In the spirit of Marie Kondo's The Life-Changing Magic of Tidying Up: The Japanese Art of Decluttering and Organizing, I have taken a shot at analyzing in depth another slice of common human experience: gifting. I have thought deeply about gifting over the years, as it is one of my family's love languages, and as it is frequently the source of my home's endless amounts of clutter (which, with Marie Kondo's advice and a bit of grit, will end up in the trash heap in a few months). I imagine that the anxiety I have when thinking of what to gift someone, and of what to do with something I've been gifted and don't like, is ubiquitous. I hope my thoughts will aid your journey in picking the right gift this holiday season (one week away!), and save your recipient a few trips to the rubbish bin.
I've divided gifts into a number of categories, categories that overlap and often synergize (how thrilling).
Spontaneous Gifts - Gifts purchased when the thought of someone comes to mind after stumbling upon something, without any prior intention of buying that person a gift. These gifts are serendipitous and thoughtful, and pave way for reconnection. They are typically given to recipients shortly after purchase, regardless of occasion, but can be saved for a more special occasion.
Surprise Gifts - Gifts that are simply unexpected; the recipient does not know the contents under the wrapping until she opens it. The surprise can also come in the form of the time or other circumstances of the gifting, or due to any aberration in the giver's typical habit of gifting. When done well, these gifts generally result in much more engaging, even climactic, responses of appreciation towards the gift and giver.
Attentive Gifts - Gifts that make use of the recipient’s preferences or delights, often harvested thoughtfully from interactions with the recipient, and saved in a pocket, to be used at a proper time. Or the recipient’s preferences, particularly style, is solicited from friends, or from the recipient’s social media accounts.

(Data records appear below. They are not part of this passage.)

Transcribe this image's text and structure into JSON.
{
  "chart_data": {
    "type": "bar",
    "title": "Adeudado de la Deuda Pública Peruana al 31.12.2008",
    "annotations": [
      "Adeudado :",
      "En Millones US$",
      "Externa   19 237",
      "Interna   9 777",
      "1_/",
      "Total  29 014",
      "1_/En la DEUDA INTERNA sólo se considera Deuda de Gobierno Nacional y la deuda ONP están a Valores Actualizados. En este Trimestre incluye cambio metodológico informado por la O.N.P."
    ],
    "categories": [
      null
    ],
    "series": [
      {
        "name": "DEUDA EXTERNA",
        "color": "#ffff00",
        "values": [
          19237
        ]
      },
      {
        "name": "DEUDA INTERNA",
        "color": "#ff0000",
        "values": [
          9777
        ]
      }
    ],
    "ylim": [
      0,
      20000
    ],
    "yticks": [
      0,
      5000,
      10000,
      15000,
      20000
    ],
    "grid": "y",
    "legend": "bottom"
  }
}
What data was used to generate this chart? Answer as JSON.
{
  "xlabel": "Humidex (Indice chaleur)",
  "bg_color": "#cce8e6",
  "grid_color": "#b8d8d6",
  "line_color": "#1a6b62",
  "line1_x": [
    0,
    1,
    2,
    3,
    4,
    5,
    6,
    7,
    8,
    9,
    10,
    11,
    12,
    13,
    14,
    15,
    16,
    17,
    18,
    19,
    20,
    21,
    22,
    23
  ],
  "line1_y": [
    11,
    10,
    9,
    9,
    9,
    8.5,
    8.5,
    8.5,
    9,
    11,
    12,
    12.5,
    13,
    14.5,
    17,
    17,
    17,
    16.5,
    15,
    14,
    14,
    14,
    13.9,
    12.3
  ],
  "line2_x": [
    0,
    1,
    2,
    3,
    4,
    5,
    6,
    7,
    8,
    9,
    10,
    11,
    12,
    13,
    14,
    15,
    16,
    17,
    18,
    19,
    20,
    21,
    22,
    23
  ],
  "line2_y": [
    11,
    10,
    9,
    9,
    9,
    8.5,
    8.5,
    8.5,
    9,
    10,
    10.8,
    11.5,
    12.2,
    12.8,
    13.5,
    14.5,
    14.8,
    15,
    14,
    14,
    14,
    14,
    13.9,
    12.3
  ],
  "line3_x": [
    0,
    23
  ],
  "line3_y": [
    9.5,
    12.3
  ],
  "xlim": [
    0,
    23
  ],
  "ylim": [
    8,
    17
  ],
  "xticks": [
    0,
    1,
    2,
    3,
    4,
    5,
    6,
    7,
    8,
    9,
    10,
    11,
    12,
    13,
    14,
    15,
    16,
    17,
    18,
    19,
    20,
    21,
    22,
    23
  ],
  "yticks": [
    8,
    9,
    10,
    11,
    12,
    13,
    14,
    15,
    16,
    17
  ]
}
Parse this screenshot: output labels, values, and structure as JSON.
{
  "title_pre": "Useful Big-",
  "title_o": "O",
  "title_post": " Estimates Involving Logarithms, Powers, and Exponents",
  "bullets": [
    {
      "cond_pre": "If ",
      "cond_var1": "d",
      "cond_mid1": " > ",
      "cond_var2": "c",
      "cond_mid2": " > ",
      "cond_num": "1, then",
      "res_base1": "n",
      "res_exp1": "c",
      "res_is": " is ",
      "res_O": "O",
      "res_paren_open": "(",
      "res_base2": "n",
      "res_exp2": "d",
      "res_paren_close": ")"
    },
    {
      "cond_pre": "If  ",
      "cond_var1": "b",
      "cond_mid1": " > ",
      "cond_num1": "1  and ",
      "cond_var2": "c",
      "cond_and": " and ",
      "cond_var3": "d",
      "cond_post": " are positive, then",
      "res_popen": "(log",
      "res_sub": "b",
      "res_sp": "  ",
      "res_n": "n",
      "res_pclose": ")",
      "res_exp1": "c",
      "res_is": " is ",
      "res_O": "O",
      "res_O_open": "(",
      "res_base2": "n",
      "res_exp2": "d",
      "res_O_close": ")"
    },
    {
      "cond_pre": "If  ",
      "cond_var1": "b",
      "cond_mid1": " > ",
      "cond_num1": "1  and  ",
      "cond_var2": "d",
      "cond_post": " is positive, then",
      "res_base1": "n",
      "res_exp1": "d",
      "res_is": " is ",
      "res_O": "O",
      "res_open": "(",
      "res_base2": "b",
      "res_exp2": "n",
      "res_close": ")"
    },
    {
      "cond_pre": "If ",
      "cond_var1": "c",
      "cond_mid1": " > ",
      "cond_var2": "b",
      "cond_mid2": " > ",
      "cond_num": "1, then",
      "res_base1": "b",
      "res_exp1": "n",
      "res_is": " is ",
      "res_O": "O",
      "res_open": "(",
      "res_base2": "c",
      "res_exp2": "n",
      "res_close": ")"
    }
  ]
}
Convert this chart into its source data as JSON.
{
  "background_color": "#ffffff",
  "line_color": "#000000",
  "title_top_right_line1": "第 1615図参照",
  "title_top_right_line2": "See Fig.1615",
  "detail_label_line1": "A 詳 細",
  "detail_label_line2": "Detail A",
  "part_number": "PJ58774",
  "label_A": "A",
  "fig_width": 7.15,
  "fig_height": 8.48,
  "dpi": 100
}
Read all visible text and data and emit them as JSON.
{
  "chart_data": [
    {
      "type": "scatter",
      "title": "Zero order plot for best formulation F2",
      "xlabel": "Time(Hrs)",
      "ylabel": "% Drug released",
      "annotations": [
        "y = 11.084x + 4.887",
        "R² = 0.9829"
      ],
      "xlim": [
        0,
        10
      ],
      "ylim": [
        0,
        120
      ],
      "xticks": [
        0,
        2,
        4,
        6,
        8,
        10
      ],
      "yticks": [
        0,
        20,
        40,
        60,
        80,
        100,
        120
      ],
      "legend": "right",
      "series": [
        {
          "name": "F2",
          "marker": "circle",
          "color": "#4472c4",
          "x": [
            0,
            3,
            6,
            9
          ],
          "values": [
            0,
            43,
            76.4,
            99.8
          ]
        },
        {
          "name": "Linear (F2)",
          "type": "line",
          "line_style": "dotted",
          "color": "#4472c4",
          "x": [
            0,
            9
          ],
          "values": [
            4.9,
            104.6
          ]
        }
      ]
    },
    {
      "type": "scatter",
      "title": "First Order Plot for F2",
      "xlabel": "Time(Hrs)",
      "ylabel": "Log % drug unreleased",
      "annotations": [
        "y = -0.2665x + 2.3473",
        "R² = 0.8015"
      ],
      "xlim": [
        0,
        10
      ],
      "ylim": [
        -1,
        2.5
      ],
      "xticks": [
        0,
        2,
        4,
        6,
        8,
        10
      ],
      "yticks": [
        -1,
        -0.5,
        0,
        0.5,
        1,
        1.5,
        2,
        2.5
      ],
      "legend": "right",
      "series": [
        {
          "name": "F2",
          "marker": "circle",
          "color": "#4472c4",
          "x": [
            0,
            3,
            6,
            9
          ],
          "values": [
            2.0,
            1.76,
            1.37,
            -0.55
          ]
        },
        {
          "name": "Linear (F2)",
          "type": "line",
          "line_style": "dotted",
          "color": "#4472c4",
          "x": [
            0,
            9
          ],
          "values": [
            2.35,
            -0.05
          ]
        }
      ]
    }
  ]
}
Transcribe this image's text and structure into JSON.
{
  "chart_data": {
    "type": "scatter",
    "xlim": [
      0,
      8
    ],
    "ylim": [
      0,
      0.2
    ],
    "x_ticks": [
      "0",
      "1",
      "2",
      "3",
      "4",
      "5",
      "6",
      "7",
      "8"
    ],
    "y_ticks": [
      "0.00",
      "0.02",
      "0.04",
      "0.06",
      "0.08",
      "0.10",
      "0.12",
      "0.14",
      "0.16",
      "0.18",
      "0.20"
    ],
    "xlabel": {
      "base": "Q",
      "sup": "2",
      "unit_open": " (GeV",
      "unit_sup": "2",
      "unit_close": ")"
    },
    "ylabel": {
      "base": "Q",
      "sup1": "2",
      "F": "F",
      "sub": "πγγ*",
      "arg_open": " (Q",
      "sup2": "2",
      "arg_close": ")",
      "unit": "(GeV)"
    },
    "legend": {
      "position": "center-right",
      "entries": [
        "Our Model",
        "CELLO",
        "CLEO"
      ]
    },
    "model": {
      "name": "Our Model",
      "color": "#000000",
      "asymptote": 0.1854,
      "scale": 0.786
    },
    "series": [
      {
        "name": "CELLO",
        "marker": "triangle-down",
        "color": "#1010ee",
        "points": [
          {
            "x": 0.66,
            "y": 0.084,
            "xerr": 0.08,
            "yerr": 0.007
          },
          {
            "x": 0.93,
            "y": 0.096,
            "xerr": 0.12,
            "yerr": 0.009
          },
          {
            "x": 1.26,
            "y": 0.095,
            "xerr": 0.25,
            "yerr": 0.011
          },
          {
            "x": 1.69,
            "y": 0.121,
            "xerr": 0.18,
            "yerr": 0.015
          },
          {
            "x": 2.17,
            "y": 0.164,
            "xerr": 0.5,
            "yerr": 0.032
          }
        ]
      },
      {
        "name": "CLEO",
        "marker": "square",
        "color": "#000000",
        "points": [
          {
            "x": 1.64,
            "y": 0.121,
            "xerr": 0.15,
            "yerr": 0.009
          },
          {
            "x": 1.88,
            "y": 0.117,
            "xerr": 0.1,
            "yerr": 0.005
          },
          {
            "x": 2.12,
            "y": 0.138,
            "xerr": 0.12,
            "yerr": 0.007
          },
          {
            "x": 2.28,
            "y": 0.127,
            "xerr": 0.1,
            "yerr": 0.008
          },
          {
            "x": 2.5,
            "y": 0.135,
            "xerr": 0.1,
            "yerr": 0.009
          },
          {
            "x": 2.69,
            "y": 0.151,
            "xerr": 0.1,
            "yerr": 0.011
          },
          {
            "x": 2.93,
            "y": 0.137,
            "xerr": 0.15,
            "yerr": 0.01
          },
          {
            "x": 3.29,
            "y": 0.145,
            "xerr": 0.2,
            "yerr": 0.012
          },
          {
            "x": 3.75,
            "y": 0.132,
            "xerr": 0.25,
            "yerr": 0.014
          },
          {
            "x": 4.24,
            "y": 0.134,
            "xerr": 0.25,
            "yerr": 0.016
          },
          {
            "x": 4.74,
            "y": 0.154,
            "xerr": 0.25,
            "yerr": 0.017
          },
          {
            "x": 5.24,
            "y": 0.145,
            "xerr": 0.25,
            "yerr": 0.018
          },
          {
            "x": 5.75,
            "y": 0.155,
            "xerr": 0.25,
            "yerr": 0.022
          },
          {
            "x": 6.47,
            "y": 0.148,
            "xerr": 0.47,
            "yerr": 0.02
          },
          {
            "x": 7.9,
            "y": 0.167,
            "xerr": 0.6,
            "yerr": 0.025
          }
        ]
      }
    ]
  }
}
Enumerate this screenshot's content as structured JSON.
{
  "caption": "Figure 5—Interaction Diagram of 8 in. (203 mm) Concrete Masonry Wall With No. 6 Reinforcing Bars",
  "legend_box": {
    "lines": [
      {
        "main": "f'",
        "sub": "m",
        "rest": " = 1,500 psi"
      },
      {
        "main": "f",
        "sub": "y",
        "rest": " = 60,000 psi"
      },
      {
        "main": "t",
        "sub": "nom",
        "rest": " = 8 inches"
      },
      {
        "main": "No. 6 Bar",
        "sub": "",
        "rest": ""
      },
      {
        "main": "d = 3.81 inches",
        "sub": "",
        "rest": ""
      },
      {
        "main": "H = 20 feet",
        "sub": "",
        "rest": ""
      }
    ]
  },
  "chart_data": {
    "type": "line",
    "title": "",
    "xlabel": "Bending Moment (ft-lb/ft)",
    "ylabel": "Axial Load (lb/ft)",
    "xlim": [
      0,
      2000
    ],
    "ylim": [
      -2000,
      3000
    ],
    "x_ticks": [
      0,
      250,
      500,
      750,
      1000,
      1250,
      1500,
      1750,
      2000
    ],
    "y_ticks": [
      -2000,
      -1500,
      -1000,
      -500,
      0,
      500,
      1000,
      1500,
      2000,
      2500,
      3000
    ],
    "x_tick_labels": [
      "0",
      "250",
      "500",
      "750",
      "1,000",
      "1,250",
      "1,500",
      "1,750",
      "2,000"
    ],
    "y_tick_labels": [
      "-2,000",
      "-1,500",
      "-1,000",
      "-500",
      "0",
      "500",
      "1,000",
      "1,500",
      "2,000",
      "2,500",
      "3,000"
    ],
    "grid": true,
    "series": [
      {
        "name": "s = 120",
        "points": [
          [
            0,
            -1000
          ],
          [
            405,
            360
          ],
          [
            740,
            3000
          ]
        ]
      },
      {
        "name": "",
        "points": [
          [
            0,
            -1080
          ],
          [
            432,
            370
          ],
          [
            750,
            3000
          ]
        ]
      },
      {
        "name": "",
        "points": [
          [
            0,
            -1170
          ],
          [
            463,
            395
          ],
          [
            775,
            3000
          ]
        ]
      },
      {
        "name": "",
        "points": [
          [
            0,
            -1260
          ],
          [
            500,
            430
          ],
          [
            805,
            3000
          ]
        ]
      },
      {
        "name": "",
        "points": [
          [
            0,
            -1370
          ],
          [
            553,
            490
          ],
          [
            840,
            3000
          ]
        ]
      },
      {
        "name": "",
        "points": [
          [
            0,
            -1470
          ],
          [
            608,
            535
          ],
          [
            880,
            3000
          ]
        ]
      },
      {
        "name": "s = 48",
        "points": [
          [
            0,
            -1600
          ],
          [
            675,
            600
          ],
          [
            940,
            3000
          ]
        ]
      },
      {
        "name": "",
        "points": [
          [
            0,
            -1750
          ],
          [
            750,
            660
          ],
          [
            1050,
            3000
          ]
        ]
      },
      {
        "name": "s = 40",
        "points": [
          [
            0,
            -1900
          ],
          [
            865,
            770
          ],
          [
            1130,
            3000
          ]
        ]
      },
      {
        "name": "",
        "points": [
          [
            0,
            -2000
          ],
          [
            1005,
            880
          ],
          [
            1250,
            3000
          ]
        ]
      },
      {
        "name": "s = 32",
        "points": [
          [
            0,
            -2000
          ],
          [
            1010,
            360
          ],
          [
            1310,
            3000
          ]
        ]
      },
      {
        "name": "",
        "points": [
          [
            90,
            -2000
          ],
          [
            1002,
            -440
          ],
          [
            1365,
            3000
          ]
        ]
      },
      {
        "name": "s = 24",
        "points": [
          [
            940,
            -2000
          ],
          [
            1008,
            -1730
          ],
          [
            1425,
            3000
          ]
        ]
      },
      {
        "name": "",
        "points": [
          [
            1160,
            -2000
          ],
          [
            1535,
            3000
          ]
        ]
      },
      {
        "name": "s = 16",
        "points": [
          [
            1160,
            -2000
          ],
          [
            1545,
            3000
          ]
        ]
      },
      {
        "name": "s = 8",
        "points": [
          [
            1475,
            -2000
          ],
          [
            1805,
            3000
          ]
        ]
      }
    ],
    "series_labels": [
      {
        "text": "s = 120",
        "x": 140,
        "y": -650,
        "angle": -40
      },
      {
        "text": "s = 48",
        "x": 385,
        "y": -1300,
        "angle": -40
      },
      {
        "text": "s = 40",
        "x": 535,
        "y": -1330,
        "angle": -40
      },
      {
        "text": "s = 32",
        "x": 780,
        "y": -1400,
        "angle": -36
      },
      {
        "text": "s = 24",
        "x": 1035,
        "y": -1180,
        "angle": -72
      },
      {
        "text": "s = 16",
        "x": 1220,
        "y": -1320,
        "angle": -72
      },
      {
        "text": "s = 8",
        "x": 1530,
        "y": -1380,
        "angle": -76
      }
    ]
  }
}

Luxury Gifts - Gifts that the giver probably wouldn’t buy for themselves, even if they stumbled upon it, due to cost, not due to preference.
Novel Gifts - Gifts that have recently debuted, such as concert tickets (such as Adele's today) or books, because they probably hadn’t stumbled upon it yet, and would be delighted by its existence as well as its ownership. This is also important when it is necessary to mitigate the risk of gifting the recipient something he already possesses.
Unique Gifts - Gifts from another era, like vintage or antique items, or artisanal one-of-a-kind items, handcrafted for one client. The giver himself can also create these items. Limited edition items can be an offshoot of this category.
Productive Gifts - Gifts that enable the recipient to engage a new hobby, or a new portion of a hobby, that ultimately leads to the recipient's gradual actualization of a part of her potential.
Experiential Gifts - Gifts that offer the recipient an engaging, atypical experience to look forward to, such as concerts, classes, trips, or other such events. These gifts don't add any clutter, and have a higher chance of improving happiness due to the anticipation, collection, and reflection of fond memories.
Service-Oriented Gifts - Gifts that revolve around serving the recipient in a relevant, appreciated way, such as offers to babysit for extended periods of time, or to do the yard work. This can also comprise of licenses (or coupons) that the recipient can use to call upon the giver for a certain type of service.
Sacrificial Gifts - Gifts that denote an unusual, often romantic, amount of sacrifice, whether time, energy, convenience, or money. Engagement rings and proposal plans often fall into this category.
Culinary Gifts - Gifts that can be made economically in bulk, yet are almost universally appreciated, and can be delivered to a number of friends at once. These include jars of homemade preserves, plates of made-from-scratch brownies, or even hot meals.
Gifts that combine many of the above types of gifts into one have the highest likelihood of success.
The act of gifting is also significant in the process of gift-giving.
The attitude of giving is just as, if not more important, than the gift. A gift given out of gratitude or love or excitement is infinitely better than a gift given out of obligation or quid pro quo. A gift without expectation of anything in return is the only kind of gift to give. A gift given out of interest in changing the recipient will only be received with resentment. A gift is best given with enthusiasm, and enthusiasm naturally sprouts from giving a gift that both you and the recipient will like (or that you believe he'd like).
A gift that someone needs (like socks or textbooks) is still a gift, albeit a less enthralling one to receive. A gift that is a donation to the giver's favored charity is, despite the best of intentions, not a gift at all, but a forced act of charity on the part of the recipient. A gift that is handmade should be well made, and capable of fetching a price on the marketplace.
Giving a gift at the right time, not too early, not too late, and in the right place, in proper company, is important. Some gifts are best opened privately, without the giver, and some gifts are best opened with the giver, and only the giver, present. Romantic gifts are often best given with the giver present, lest the giver be misinterpreted as timid and lacking in confidence.
May your gifts be more meaningful this Christmas season.